A Monument to Equality

Belmont-Paul Women’s Equality National Monument

Belmont-Paul Women’s Equality National Monument

Washington, DC

Our work at this historic house-turned-museum helps the National Park Service interpret diverse stories of the struggle for women’s equality. Built as a residence in 1800, the building known as the Belmont-Paul Women’s Equality National Monument is the former headquarters of the National Woman’s Party, which played a key role in the women’s suffrage movement.

We have completed multiple research and construction projects that preserve the building, the landscape, and the stories they illustrate for future generations. Our research has focused on the role of African American and other minority women in the advancement of women’s rights.

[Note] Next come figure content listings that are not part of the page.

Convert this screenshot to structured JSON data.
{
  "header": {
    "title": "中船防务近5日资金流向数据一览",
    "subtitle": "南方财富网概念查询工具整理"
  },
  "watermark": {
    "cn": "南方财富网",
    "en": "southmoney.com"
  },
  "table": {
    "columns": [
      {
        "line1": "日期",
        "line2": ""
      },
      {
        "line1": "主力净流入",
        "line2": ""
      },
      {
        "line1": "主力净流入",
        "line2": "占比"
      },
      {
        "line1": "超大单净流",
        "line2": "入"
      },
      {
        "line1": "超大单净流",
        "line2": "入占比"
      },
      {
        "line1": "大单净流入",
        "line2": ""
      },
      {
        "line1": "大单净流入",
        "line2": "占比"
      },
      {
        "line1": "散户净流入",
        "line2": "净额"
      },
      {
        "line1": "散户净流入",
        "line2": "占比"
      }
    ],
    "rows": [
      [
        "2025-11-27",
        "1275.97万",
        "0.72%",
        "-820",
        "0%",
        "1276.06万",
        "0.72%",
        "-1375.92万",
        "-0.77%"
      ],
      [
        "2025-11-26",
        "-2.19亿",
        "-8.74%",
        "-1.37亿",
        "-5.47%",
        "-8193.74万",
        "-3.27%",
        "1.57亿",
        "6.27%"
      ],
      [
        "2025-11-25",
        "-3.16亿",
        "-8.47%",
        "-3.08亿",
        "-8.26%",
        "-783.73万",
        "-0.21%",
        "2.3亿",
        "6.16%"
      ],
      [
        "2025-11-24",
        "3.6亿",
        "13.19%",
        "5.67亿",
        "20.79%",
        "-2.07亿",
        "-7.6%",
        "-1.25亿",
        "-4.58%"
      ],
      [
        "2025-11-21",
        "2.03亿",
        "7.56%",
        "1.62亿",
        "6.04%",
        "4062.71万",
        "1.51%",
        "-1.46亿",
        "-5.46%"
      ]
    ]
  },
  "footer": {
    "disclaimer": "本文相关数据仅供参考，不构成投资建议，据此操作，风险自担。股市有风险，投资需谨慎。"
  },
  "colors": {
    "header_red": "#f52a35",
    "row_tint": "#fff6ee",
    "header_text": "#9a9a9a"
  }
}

This house became a hotbed of activism, a centerpiece for the struggle for equality; a monument to fight not just for women’s equality, but ultimately for equality for everybody.
A photo of suffragettes protesting in front of The White House.

The National Woman’s Party

Led by visionary Alice Paul, the National Woman’s Party played a groundbreaking role in the passage of the 19th Amendment securing women’s right to vote. President Barack Obama designated the now-dissolved organization’s headquarters a National Monument in 2016.

A photo of a woman.

Historic Resource Study

We completed a report documenting the history of the house and the National Women’s Party. Our research emphasized the role of women of color in the struggle for voting rights and their experiences exercising this right. The report provides critical context for future planning and restoration efforts.

A photo of the exterior of the Belmont Paul house.

House Rehabilitation

A comprehensive rehabilitation of the building’s exterior envelope and upgrades to its structure and systems help the 200-year-old edifice continue to serve as both a visitor center and a home for sensitive artifacts.

A drawing of the site of the Belmont Paul Women's Equality National Monument.

Cultural Landscape Report

This report documents the history of the landscape surrounding the building. The study recommends a rehabilitation approach to the landscape’s long-term treatment, which allows for changes that support an inclusive visitor experience and interpret significant themes.